Periodic Reporting for period 2 - FluxWIN (The role of non-growing season processes in the methane and nitrous oxide budgets in pristine northern ecosystems)
Période du rapport: 2021-10-01 au 2023-03-31
The FluxWIN project addresses the measurement gap for winter, spring and fall CO2, CH4, and N2O measurements that was earlier noted for pristine Arctic and boreal ecosystems. Non-growing season CH4 emissions can account for 10-100% of annual CH4 flux, while next to nothing is known about emissions of N2O during this period. Process-based models miss non-growing season emissions of CH4, underestimating them by 67% and annual emissions by 25%. To develop new baseline measurements of the annual exchange for the three major greenhouse gases, the FluxWIN project installed a new automated flux chamber measurement system at a pristine bog and upland forest site in boreal Finland (see picture; https://www.awi.de/en/science/geosciences/permafrost-research/research-focus/permafrost-region-greenhouse-gases.html ) consisting of 12 chambers, 9 transparent and 3 opaque. We are measuring greenhouse gas fluxes and other key environmental data year-round since 2021. This comprehensively equipped field site offers great opportunities for testing new sensors and methods in a controlled and well-studied system with a reliable environmental reference baseline.
To understand what key biogeochemical processes differ between the growing season and the rest of the year, we are using complementary field measurements, laboratory experiments, data synthesis and process-based modelling. The field measurement results from our site in boreal Finland have shown that freeze-thaw dynamics in the spring and fall can affect the measured fluxes. The laboratory results and data synthesis have quantified rates of methane and CO2 production at low temperatures for not only the FluxWIN sites but also for permafrost sites in Siberia. This illustrates whether process rates in the permafrost ecosystems are similar to other ecosystems. This comparison to permafrost-affected ecosystems is of particular interest since permafrost regions are very remote and it is therefore difficult to maintain an automated chamber system for accurate annual GHG budgets. The process-based modelling approach allows us to extrapolate our measurements both over longer time periods (2011-2021) and over broader spatial scales. The overall impact is to shift the paradigm from “nothing happens outside of the growing season” to “capturing non-growing season processes is key to understanding ecosystem dynamics.” Ultimately, results will provide novel insights into greenhouse gas budgets and transform our understanding of fundamental earth system dynamics.
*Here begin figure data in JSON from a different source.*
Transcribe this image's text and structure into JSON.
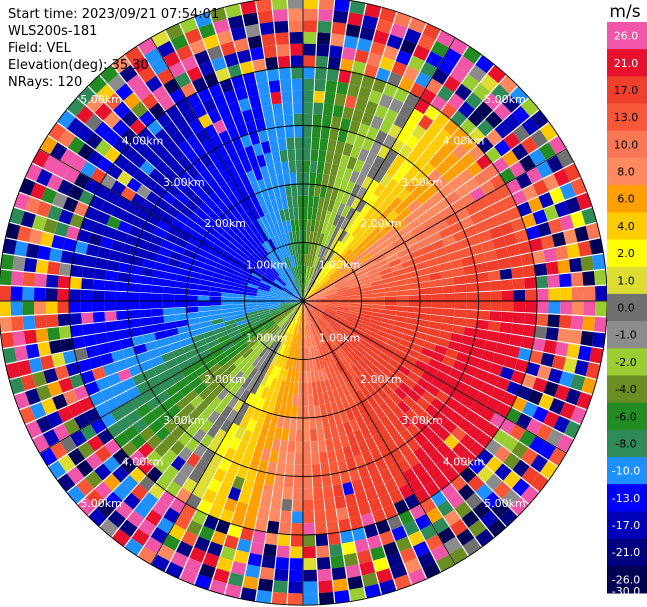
{
  "info": {
    "start_time": "Start time: 2023/09/21 07:54:01",
    "instrument": "WLS200s-181",
    "field": "Field: VEL",
    "elevation": "Elevation(deg): 35.30",
    "nrays": "NRays: 120"
  },
  "chart_data": {
    "type": "heatmap",
    "projection": "polar",
    "field": "VEL",
    "nrays": 120,
    "range_rings_km": [
      1.0,
      2.0,
      3.0,
      4.0
    ],
    "max_range_km": 5.2,
    "range_labels": {
      "1": "1.00km",
      "2": "2.00km",
      "3": "3.00km",
      "4": "4.00km",
      "5": "5.00km"
    },
    "range_gate_km": 0.2,
    "radial_spoke_deg": [
      0,
      30,
      60,
      90,
      120,
      150,
      180,
      210,
      240,
      270,
      300,
      330
    ],
    "flow_direction_deg": 300,
    "flow_amplitude_ms": 12,
    "noise_start_km": 4.0,
    "colorbar": {
      "unit": "m/s",
      "ticks": [
        "26.0",
        "21.0",
        "17.0",
        "13.0",
        "10.0",
        "8.0",
        "6.0",
        "4.0",
        "2.0",
        "1.0",
        "0.0",
        "-1.0",
        "-2.0",
        "-4.0",
        "-6.0",
        "-8.0",
        "-10.0",
        "-13.0",
        "-17.0",
        "-21.0",
        "-26.0",
        "-30.0"
      ],
      "colors": [
        "#f055a8",
        "#e8102c",
        "#f0402c",
        "#f85838",
        "#fa7856",
        "#ff8a60",
        "#ffa000",
        "#ffcc00",
        "#ffff00",
        "#dddd33",
        "#707070",
        "#8c8c8c",
        "#9acd32",
        "#6b8e23",
        "#228b22",
        "#2e8b57",
        "#1e90ff",
        "#0000ff",
        "#0000bb",
        "#000080",
        "#000055"
      ]
    }
  }
}
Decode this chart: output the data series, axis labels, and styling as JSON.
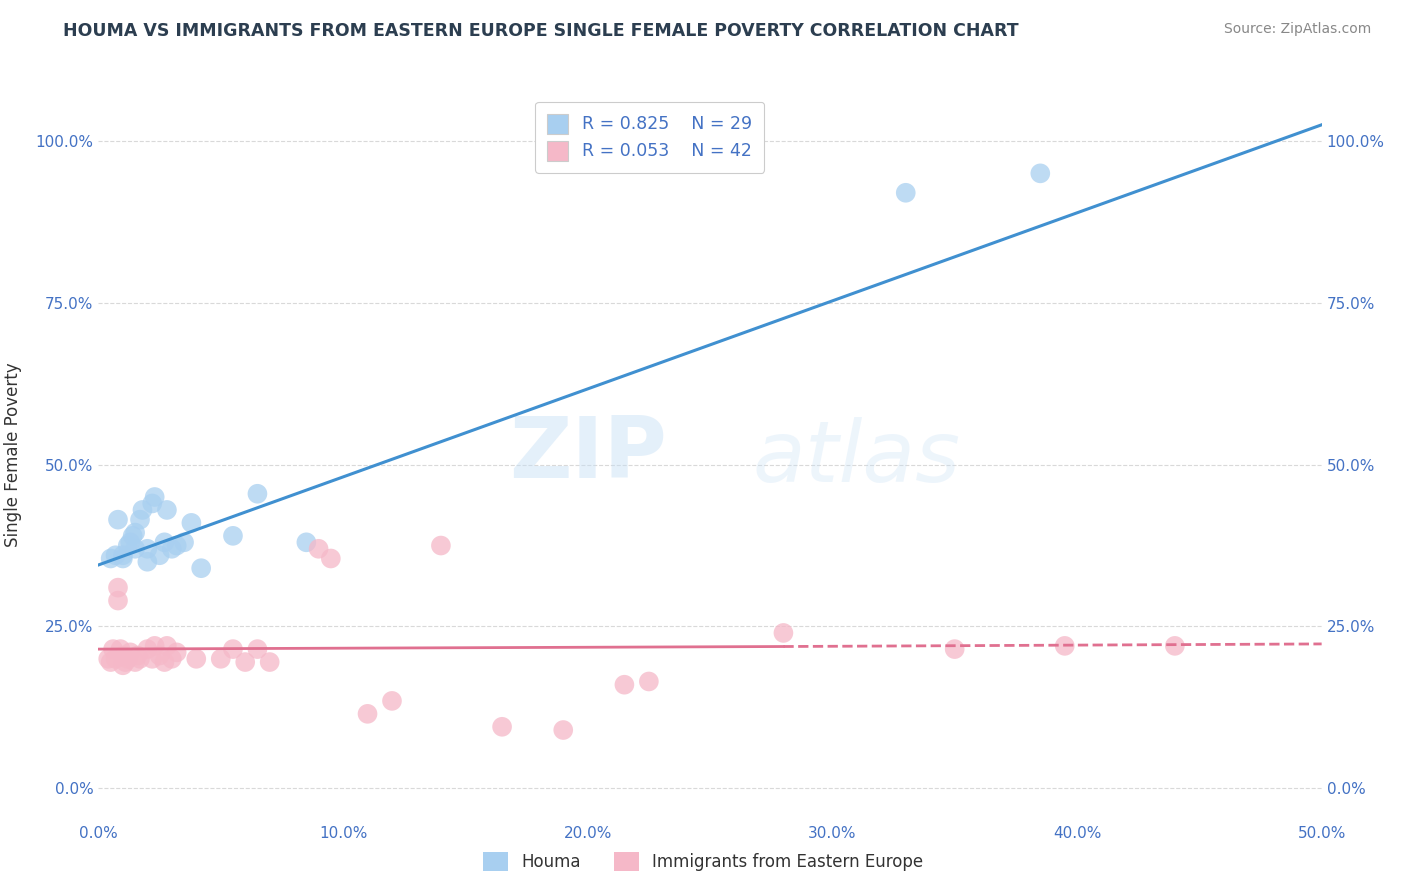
{
  "title": "HOUMA VS IMMIGRANTS FROM EASTERN EUROPE SINGLE FEMALE POVERTY CORRELATION CHART",
  "source": "Source: ZipAtlas.com",
  "xlabel_blue": "Houma",
  "xlabel_pink": "Immigrants from Eastern Europe",
  "ylabel": "Single Female Poverty",
  "watermark_zip": "ZIP",
  "watermark_atlas": "atlas",
  "xmin": 0.0,
  "xmax": 0.5,
  "ymin": -0.05,
  "ymax": 1.08,
  "yticks": [
    0.0,
    0.25,
    0.5,
    0.75,
    1.0
  ],
  "ytick_labels": [
    "0.0%",
    "25.0%",
    "50.0%",
    "75.0%",
    "100.0%"
  ],
  "xticks": [
    0.0,
    0.1,
    0.2,
    0.3,
    0.4,
    0.5
  ],
  "xtick_labels": [
    "0.0%",
    "10.0%",
    "20.0%",
    "30.0%",
    "40.0%",
    "50.0%"
  ],
  "legend_r_blue": "R = 0.825",
  "legend_n_blue": "N = 29",
  "legend_r_pink": "R = 0.053",
  "legend_n_pink": "N = 42",
  "blue_color": "#a8cff0",
  "pink_color": "#f5b8c8",
  "line_blue": "#4090d0",
  "line_pink": "#e07090",
  "blue_x": [
    0.005,
    0.007,
    0.008,
    0.01,
    0.01,
    0.012,
    0.013,
    0.014,
    0.015,
    0.015,
    0.017,
    0.018,
    0.02,
    0.02,
    0.022,
    0.023,
    0.025,
    0.027,
    0.028,
    0.03,
    0.032,
    0.035,
    0.038,
    0.042,
    0.055,
    0.065,
    0.085,
    0.33,
    0.385
  ],
  "blue_y": [
    0.355,
    0.36,
    0.415,
    0.355,
    0.36,
    0.375,
    0.38,
    0.39,
    0.37,
    0.395,
    0.415,
    0.43,
    0.35,
    0.37,
    0.44,
    0.45,
    0.36,
    0.38,
    0.43,
    0.37,
    0.375,
    0.38,
    0.41,
    0.34,
    0.39,
    0.455,
    0.38,
    0.92,
    0.95
  ],
  "pink_x": [
    0.004,
    0.005,
    0.006,
    0.007,
    0.008,
    0.008,
    0.009,
    0.01,
    0.01,
    0.011,
    0.012,
    0.013,
    0.015,
    0.016,
    0.017,
    0.02,
    0.022,
    0.023,
    0.025,
    0.027,
    0.028,
    0.03,
    0.032,
    0.04,
    0.05,
    0.055,
    0.06,
    0.065,
    0.07,
    0.09,
    0.095,
    0.11,
    0.12,
    0.14,
    0.165,
    0.19,
    0.215,
    0.225,
    0.28,
    0.35,
    0.395,
    0.44
  ],
  "pink_y": [
    0.2,
    0.195,
    0.215,
    0.2,
    0.29,
    0.31,
    0.215,
    0.19,
    0.205,
    0.195,
    0.2,
    0.21,
    0.195,
    0.205,
    0.2,
    0.215,
    0.2,
    0.22,
    0.205,
    0.195,
    0.22,
    0.2,
    0.21,
    0.2,
    0.2,
    0.215,
    0.195,
    0.215,
    0.195,
    0.37,
    0.355,
    0.115,
    0.135,
    0.375,
    0.095,
    0.09,
    0.16,
    0.165,
    0.24,
    0.215,
    0.22,
    0.22
  ],
  "background_color": "#ffffff",
  "grid_color": "#d0d0d0",
  "title_color": "#2c3e50",
  "source_color": "#888888",
  "axis_label_color": "#333333",
  "tick_label_color": "#4472c4",
  "legend_label_color": "#4472c4"
}
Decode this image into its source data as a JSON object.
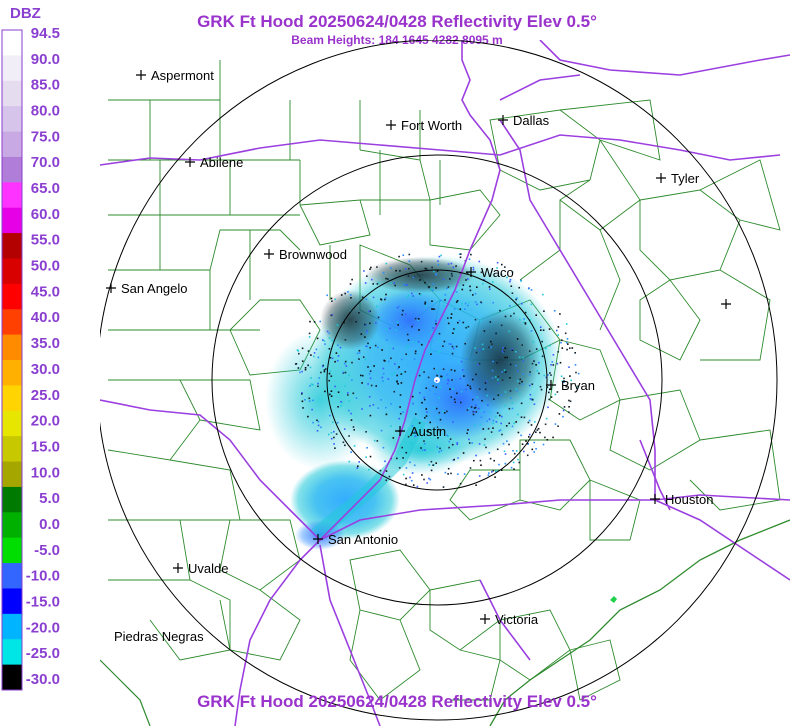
{
  "header": {
    "title": "GRK Ft Hood 20250624/0428 Reflectivity Elev 0.5°",
    "subtitle": "Beam Heights: 184 1645 4282 8095 m"
  },
  "footer": {
    "title": "GRK Ft Hood 20250624/0428 Reflectivity Elev 0.5°"
  },
  "legend": {
    "title": "DBZ",
    "labels": [
      "94.5",
      "90.0",
      "85.0",
      "80.0",
      "75.0",
      "70.0",
      "65.0",
      "60.0",
      "55.0",
      "50.0",
      "45.0",
      "40.0",
      "35.0",
      "30.0",
      "25.0",
      "20.0",
      "15.0",
      "10.0",
      "5.0",
      "0.0",
      "-5.0",
      "-10.0",
      "-15.0",
      "-20.0",
      "-25.0",
      "-30.0"
    ],
    "colors": [
      "#ffffff",
      "#f2eef7",
      "#e6dcf0",
      "#d7c4ea",
      "#c9a9e3",
      "#b07ed8",
      "#ff33ff",
      "#e600e6",
      "#b30000",
      "#d90000",
      "#ff0000",
      "#ff4000",
      "#ff8c00",
      "#ffb000",
      "#ffd400",
      "#e6e600",
      "#c8c800",
      "#a6a600",
      "#007a00",
      "#00b000",
      "#00dd00",
      "#3366ff",
      "#0000ff",
      "#00b4ff",
      "#00e6e6",
      "#000000"
    ]
  },
  "cities": [
    {
      "name": "Aspermont",
      "icon": "plus-marker-icon"
    },
    {
      "name": "Fort Worth",
      "icon": "plus-marker-icon"
    },
    {
      "name": "Dallas",
      "icon": "plus-marker-icon"
    },
    {
      "name": "Abilene",
      "icon": "plus-marker-icon"
    },
    {
      "name": "Tyler",
      "icon": "plus-marker-icon"
    },
    {
      "name": "Brownwood",
      "icon": "plus-marker-icon"
    },
    {
      "name": "Waco",
      "icon": "plus-marker-icon"
    },
    {
      "name": "San Angelo",
      "icon": "plus-marker-icon"
    },
    {
      "name": "Bryan",
      "icon": "plus-marker-icon"
    },
    {
      "name": "Austin",
      "icon": "plus-marker-icon"
    },
    {
      "name": "Houston",
      "icon": "plus-marker-icon"
    },
    {
      "name": "San Antonio",
      "icon": "plus-marker-icon"
    },
    {
      "name": "Uvalde",
      "icon": "plus-marker-icon"
    },
    {
      "name": "Victoria",
      "icon": "plus-marker-icon"
    },
    {
      "name": "Piedras Negras",
      "icon": ""
    }
  ],
  "colors": {
    "title": "#9933cc",
    "counties": "#2e8b2e",
    "highways": "#9b3fe0",
    "range_rings": "#000000"
  }
}
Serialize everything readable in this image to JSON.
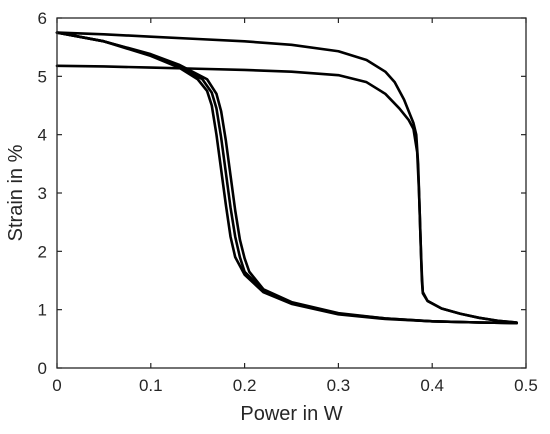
{
  "chart_data": {
    "type": "line",
    "title": "",
    "xlabel": "Power in W",
    "ylabel": "Strain in %",
    "xlim": [
      0,
      0.5
    ],
    "ylim": [
      0,
      6
    ],
    "xticks": [
      0,
      0.1,
      0.2,
      0.3,
      0.4,
      0.5
    ],
    "yticks": [
      0,
      1,
      2,
      3,
      4,
      5,
      6
    ],
    "xtick_labels": [
      "0",
      "0.1",
      "0.2",
      "0.3",
      "0.4",
      "0.5"
    ],
    "ytick_labels": [
      "0",
      "1",
      "2",
      "3",
      "4",
      "5",
      "6"
    ],
    "grid": false,
    "legend": "none",
    "line_color": "#000000",
    "series": [
      {
        "x": [
          0,
          0.05,
          0.1,
          0.15,
          0.2,
          0.25,
          0.3,
          0.33,
          0.35,
          0.36,
          0.37,
          0.375,
          0.38,
          0.383,
          0.385,
          0.386,
          0.387,
          0.388,
          0.389,
          0.39,
          0.395,
          0.41,
          0.43,
          0.45,
          0.47,
          0.49
        ],
        "y": [
          5.75,
          5.72,
          5.68,
          5.64,
          5.6,
          5.54,
          5.43,
          5.28,
          5.08,
          4.9,
          4.6,
          4.4,
          4.2,
          4.0,
          3.5,
          3.0,
          2.5,
          2.0,
          1.6,
          1.3,
          1.15,
          1.02,
          0.93,
          0.86,
          0.81,
          0.78
        ]
      },
      {
        "x": [
          0,
          0.05,
          0.1,
          0.15,
          0.2,
          0.25,
          0.3,
          0.33,
          0.35,
          0.365,
          0.375,
          0.38,
          0.384,
          0.386,
          0.387,
          0.388,
          0.389,
          0.39,
          0.395,
          0.41,
          0.43,
          0.45,
          0.47,
          0.49
        ],
        "y": [
          5.18,
          5.17,
          5.15,
          5.13,
          5.11,
          5.08,
          5.02,
          4.9,
          4.7,
          4.45,
          4.25,
          4.1,
          3.7,
          3.0,
          2.5,
          2.0,
          1.5,
          1.28,
          1.15,
          1.02,
          0.93,
          0.86,
          0.81,
          0.78
        ]
      },
      {
        "x": [
          0,
          0.05,
          0.1,
          0.13,
          0.15,
          0.16,
          0.165,
          0.17,
          0.175,
          0.18,
          0.185,
          0.19,
          0.2,
          0.22,
          0.25,
          0.3,
          0.35,
          0.4,
          0.45,
          0.49
        ],
        "y": [
          5.75,
          5.6,
          5.35,
          5.15,
          4.95,
          4.75,
          4.5,
          4.0,
          3.4,
          2.8,
          2.25,
          1.9,
          1.6,
          1.3,
          1.1,
          0.92,
          0.84,
          0.8,
          0.78,
          0.77
        ]
      },
      {
        "x": [
          0,
          0.05,
          0.1,
          0.13,
          0.155,
          0.165,
          0.17,
          0.175,
          0.18,
          0.185,
          0.19,
          0.195,
          0.2,
          0.22,
          0.25,
          0.3,
          0.35,
          0.4,
          0.45,
          0.49
        ],
        "y": [
          5.75,
          5.6,
          5.37,
          5.18,
          4.95,
          4.72,
          4.45,
          3.95,
          3.35,
          2.75,
          2.25,
          1.9,
          1.65,
          1.33,
          1.12,
          0.93,
          0.85,
          0.8,
          0.78,
          0.77
        ]
      },
      {
        "x": [
          0,
          0.05,
          0.1,
          0.13,
          0.16,
          0.17,
          0.175,
          0.18,
          0.185,
          0.19,
          0.195,
          0.2,
          0.205,
          0.22,
          0.25,
          0.3,
          0.35,
          0.4,
          0.45,
          0.49
        ],
        "y": [
          5.75,
          5.6,
          5.38,
          5.2,
          4.95,
          4.7,
          4.4,
          3.9,
          3.3,
          2.7,
          2.2,
          1.88,
          1.65,
          1.35,
          1.13,
          0.94,
          0.85,
          0.8,
          0.78,
          0.77
        ]
      }
    ]
  }
}
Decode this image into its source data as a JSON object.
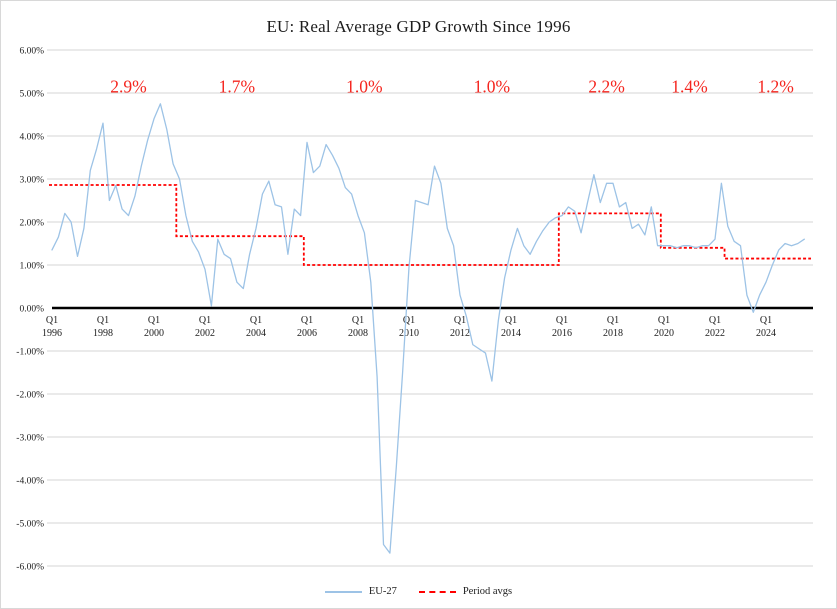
{
  "window": {
    "background": "#ffffff",
    "border_color": "#d8d8d8"
  },
  "colors": {
    "series_blue": "#9dc3e6",
    "series_red": "#ff0000",
    "annotation_red": "#f5261f",
    "gridline": "#d6d6d6",
    "zero_axis": "#000000",
    "text": "#1c1c1c"
  },
  "chart_data": {
    "type": "line",
    "title": "EU: Real Average GDP Growth Since 1996",
    "frequency": "quarterly",
    "x_start": "1996 Q1",
    "x_end": "2025 Q3",
    "ylim": [
      -6,
      6
    ],
    "grid": "horizontal",
    "y_axis": {
      "tick_labels": [
        "6.00%",
        "5.00%",
        "4.00%",
        "3.00%",
        "2.00%",
        "1.00%",
        "0.00%",
        "-1.00%",
        "-2.00%",
        "-3.00%",
        "-4.00%",
        "-5.00%",
        "-6.00%"
      ],
      "tick_values": [
        6,
        5,
        4,
        3,
        2,
        1,
        0,
        -1,
        -2,
        -3,
        -4,
        -5,
        -6
      ]
    },
    "x_axis": {
      "tick_prefix": "Q1",
      "tick_years": [
        "1996",
        "1998",
        "2000",
        "2002",
        "2004",
        "2006",
        "2008",
        "2010",
        "2012",
        "2014",
        "2016",
        "2018",
        "2020",
        "2022",
        "2024"
      ],
      "tick_every_quarters": 8
    },
    "series": [
      {
        "name": "EU-27",
        "color": "#9dc3e6",
        "style": "solid",
        "start": "1996 Q1",
        "values": [
          1.35,
          1.65,
          2.2,
          2.0,
          1.2,
          1.85,
          3.2,
          3.7,
          4.3,
          2.5,
          2.85,
          2.3,
          2.15,
          2.6,
          3.3,
          3.9,
          4.4,
          4.75,
          4.15,
          3.35,
          3.0,
          2.15,
          1.55,
          1.3,
          0.9,
          0.05,
          1.6,
          1.25,
          1.15,
          0.6,
          0.45,
          1.25,
          1.85,
          2.65,
          2.95,
          2.4,
          2.35,
          1.25,
          2.3,
          2.15,
          3.85,
          3.15,
          3.3,
          3.8,
          3.55,
          3.25,
          2.8,
          2.65,
          2.15,
          1.75,
          0.6,
          -1.6,
          -5.5,
          -5.7,
          -3.7,
          -1.5,
          0.95,
          2.5,
          2.45,
          2.4,
          3.3,
          2.9,
          1.85,
          1.45,
          0.3,
          -0.2,
          -0.85,
          -0.95,
          -1.05,
          -1.7,
          -0.3,
          0.7,
          1.35,
          1.85,
          1.45,
          1.25,
          1.55,
          1.8,
          2.0,
          2.1,
          2.15,
          2.35,
          2.25,
          1.75,
          2.45,
          3.1,
          2.45,
          2.9,
          2.9,
          2.35,
          2.45,
          1.85,
          1.95,
          1.7,
          2.35,
          1.45,
          1.45,
          1.45,
          1.4,
          1.45,
          1.45,
          1.4,
          1.45,
          1.45,
          1.6,
          2.9,
          1.9,
          1.55,
          1.45,
          0.3,
          -0.1,
          0.3,
          0.6,
          1.0,
          1.35,
          1.5,
          1.45,
          1.5,
          1.6
        ]
      },
      {
        "name": "Period avgs",
        "color": "#ff0000",
        "style": "dashed-step",
        "segments": [
          {
            "avg_label": "2.9%",
            "value": 2.86,
            "start_q": 0,
            "end_q": 19
          },
          {
            "avg_label": "1.7%",
            "value": 1.67,
            "start_q": 20,
            "end_q": 39
          },
          {
            "avg_label": "1.0%",
            "value": 1.0,
            "start_q": 40,
            "end_q": 79
          },
          {
            "avg_label": "2.2%",
            "value": 2.2,
            "start_q": 80,
            "end_q": 95
          },
          {
            "avg_label": "1.4%",
            "value": 1.4,
            "start_q": 96,
            "end_q": 105
          },
          {
            "avg_label": "1.2%",
            "value": 1.15,
            "start_q": 106,
            "end_q": 118
          }
        ]
      }
    ],
    "annotations": [
      {
        "text": "2.9%",
        "q": 12,
        "y": 5.15
      },
      {
        "text": "1.7%",
        "q": 29,
        "y": 5.15
      },
      {
        "text": "1.0%",
        "q": 49,
        "y": 5.15
      },
      {
        "text": "1.0%",
        "q": 69,
        "y": 5.15
      },
      {
        "text": "2.2%",
        "q": 87,
        "y": 5.15
      },
      {
        "text": "1.4%",
        "q": 100,
        "y": 5.15
      },
      {
        "text": "1.2%",
        "q": 113.5,
        "y": 5.15
      }
    ],
    "legend": {
      "position": "bottom-center",
      "items": [
        {
          "label": "EU-27",
          "color": "#9dc3e6",
          "style": "solid"
        },
        {
          "label": "Period avgs",
          "color": "#ff0000",
          "style": "dashed"
        }
      ]
    }
  }
}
The FluxWIN project team has completed eight expeditions to Finland for site setup, measurement, and sample collection. All together, we have more than one full year of additional experimental-based measurements that will let us test for seasonal differences in the rates of CH4 production, oxidation, and transport. We conducted four laboratory experiments to test key process rates at low temperatures with samples from our main field sites as well as other permafrost sites across the pan-Arctic. These two project parts have provided significant training opportunities for students in both field and laboratory methods, resulting in 3 completed Masters Theses with several more in progress. We have also made progress on the modelling work package in order to test hypotheses of the processes controlling growing and non-growing season CH4 fluxes. We have the preliminary modelling results for the period 2011-2022 and are working on model calibration and evaluation using independent datasets from project collaborators. In addition, the FluxWIN project team work has resulted in 14 related peer-reviewed publications and 4 conference presentations related to polar regions biogeochemistry. Overall, progress is better than expected due to severe corona-related delays restricting project setup and travel to the field site that we encountered since the beginning of the project in 2020.